Hi, a few months ago I bought the book Learning Ray Flexible Distributed Python for Machine Learning by Max Pumperla, Edward Oakes & Richard Liaw, in this book the version of Ray they use is 2.2.0.

In this book there is a section where they talk about the Dataset and how there is a functionality so that the operations are not blocking and as soon as the data are available they continue with the subsequent instructions, it is called DatasetPipeline and uses a function called window(blocks_per_windows=5) for example

While trying to do the examples in the book with the latest version of Ray, I am realizing that this function (window) does not exist now.

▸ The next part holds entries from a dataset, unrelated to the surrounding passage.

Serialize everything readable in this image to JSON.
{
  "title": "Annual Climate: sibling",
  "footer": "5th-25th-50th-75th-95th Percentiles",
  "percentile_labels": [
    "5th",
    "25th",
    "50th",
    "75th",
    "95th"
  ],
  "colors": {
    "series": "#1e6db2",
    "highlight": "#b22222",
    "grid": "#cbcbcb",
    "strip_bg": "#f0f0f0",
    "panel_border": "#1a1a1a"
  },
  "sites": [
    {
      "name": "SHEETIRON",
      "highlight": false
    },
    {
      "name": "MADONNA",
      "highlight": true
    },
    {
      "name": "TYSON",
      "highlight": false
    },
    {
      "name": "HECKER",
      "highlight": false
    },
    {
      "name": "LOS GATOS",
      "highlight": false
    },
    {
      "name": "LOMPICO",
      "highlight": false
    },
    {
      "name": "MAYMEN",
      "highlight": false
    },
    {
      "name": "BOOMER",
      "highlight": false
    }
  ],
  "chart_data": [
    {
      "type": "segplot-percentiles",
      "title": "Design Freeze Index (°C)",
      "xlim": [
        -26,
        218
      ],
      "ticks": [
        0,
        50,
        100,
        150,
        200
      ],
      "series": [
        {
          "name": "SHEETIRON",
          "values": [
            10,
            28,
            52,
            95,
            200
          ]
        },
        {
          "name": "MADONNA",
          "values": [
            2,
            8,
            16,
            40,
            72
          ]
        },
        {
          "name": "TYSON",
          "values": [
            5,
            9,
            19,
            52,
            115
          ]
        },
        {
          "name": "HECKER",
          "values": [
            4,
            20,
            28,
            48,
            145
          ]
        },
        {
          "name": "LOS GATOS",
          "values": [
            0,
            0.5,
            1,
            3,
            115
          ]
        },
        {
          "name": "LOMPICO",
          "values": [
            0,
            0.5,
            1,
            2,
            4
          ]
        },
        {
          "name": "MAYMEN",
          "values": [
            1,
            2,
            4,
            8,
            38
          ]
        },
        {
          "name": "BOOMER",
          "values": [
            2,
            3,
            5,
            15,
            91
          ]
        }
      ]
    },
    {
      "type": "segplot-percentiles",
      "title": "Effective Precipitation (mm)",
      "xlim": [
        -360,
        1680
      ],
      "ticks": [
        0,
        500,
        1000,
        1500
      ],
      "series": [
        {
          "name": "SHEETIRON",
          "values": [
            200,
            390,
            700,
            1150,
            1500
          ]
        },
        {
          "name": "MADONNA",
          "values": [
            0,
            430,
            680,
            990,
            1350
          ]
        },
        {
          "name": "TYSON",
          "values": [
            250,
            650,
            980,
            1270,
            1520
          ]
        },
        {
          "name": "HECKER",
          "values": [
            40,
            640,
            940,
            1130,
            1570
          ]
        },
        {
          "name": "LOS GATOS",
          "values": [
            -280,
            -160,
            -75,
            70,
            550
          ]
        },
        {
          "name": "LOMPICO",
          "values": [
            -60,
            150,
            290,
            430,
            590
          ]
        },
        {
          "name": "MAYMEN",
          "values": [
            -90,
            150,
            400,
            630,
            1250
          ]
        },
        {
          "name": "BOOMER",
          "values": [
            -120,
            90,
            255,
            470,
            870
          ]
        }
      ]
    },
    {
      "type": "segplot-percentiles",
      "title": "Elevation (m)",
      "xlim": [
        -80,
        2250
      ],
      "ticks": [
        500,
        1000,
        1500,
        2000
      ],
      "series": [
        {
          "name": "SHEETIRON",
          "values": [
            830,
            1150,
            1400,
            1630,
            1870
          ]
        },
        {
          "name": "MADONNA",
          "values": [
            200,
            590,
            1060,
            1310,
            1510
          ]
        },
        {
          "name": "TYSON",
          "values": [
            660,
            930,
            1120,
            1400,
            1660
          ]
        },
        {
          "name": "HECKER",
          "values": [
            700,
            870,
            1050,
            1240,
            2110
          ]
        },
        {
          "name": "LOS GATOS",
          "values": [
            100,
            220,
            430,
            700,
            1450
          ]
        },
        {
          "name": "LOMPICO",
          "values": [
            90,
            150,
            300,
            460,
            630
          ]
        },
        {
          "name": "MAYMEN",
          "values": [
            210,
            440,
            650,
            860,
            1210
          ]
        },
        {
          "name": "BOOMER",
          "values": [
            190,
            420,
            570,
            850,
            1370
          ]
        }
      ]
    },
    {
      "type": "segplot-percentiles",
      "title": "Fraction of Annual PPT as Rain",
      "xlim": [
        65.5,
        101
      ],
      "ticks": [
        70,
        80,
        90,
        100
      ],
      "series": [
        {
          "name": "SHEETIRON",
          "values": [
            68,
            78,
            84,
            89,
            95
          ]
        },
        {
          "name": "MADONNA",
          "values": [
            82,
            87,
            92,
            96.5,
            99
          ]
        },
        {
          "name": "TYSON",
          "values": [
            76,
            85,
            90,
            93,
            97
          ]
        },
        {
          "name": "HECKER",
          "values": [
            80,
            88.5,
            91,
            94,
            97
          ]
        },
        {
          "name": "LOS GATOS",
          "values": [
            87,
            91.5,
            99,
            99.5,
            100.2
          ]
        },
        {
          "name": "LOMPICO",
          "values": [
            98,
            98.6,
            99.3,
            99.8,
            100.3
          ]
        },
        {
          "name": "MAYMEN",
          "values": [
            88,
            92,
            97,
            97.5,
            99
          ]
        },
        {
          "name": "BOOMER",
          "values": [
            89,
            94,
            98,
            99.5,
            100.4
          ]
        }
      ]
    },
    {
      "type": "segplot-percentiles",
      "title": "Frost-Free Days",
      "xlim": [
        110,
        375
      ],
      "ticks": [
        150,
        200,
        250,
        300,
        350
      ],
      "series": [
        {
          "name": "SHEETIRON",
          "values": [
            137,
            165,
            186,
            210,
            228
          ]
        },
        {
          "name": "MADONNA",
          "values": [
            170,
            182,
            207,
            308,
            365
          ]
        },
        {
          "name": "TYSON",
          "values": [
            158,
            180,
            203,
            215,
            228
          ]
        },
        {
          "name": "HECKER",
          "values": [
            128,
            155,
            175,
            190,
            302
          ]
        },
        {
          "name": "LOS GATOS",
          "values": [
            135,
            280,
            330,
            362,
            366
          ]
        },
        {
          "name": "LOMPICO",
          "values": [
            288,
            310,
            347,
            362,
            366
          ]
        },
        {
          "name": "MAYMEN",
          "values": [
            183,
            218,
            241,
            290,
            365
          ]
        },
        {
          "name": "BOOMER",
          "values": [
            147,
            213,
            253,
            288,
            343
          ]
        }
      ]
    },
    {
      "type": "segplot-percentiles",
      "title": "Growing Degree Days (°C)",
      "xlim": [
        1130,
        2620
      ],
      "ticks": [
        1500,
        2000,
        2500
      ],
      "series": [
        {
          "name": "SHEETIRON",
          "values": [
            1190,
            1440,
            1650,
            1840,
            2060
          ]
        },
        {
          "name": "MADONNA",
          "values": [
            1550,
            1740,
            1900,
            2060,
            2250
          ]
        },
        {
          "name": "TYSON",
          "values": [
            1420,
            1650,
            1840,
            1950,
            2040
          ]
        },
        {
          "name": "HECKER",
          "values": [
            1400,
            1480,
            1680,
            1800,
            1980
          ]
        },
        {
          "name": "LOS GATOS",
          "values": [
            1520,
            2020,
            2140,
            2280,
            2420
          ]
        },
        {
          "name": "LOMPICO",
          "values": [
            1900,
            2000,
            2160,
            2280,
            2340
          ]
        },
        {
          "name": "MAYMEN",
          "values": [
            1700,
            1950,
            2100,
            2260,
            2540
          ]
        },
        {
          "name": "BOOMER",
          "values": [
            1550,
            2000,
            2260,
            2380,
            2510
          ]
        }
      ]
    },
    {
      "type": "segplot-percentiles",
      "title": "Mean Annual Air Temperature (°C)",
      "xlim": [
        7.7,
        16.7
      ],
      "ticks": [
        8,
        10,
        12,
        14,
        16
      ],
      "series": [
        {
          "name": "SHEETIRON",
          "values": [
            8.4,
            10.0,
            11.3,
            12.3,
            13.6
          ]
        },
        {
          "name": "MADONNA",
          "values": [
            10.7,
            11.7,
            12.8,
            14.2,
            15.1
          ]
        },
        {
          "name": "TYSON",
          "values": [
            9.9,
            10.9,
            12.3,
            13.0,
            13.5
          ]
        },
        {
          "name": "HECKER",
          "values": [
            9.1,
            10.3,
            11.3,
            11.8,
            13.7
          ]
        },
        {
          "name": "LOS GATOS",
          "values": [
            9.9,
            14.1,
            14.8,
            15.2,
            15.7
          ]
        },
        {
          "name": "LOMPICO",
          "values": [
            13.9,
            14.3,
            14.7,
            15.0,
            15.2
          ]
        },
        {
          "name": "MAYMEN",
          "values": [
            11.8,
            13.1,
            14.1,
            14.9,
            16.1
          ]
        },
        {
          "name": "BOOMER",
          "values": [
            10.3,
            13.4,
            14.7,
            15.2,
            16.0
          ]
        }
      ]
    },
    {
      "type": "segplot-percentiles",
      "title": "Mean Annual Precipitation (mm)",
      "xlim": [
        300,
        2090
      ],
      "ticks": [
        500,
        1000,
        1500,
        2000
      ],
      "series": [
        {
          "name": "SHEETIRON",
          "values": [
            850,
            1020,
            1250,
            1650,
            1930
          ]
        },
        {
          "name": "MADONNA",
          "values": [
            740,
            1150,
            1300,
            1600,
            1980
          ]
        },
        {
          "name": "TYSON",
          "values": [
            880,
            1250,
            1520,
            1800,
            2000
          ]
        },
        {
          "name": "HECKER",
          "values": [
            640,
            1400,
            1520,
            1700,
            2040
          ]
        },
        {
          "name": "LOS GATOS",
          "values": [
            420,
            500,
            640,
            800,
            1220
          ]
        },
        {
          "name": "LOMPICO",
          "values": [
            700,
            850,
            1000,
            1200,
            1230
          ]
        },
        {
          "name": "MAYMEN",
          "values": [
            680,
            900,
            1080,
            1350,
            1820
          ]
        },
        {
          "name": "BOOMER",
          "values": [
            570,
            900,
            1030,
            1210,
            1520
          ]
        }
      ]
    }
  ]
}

For example, the following code says that until all the data has been processed with the function called cpu_intensive_preprocessing, it does not proceed with the function gpu_intensive_inference, so there is a time where the GPU is idle.

ds = (ray.data.read_parquet("s3://my_bucket/input_data")
      .map(cpu_intensive_preprocessing)
      .map_batches(gpu_intensive_inference, compute="actors", num_gpus=1)
      .repartition(10))

So as described in the book, to avoid that some resources are idle, you use the window parameter (window(blocks_per_window=5) that basically processes in blocks and so when the first blocks are ready, you can start to perform the tasks in the gpu_intensive_inference function like this:

ds = (ray.data.read_parquet("s3://my_bucket/input_data")
      .window(blocks_per_window=5)
      .map(cpu_intensive_preprocessing)
      .map_batches(gpu_intensive_inference, compute="actors", num_gpus=1)
      .repartition(10))

In the new versions of Ray, this is no longer necessary because it is done automatically?

Thanks

Yes, that’s correct. DatasetPipeline is deprecated because Ray Data uses streaming execution by default (basically always using DatasetPipeline). window() is also deprecated as a part of this. You can read more details here: Ray Data Internals — Ray 2.34.0

1 Like

Thank you very much for the quick reply!
I guess some things in the book will be a bit outdated by now, so I think I’d better read the official documentation on the web.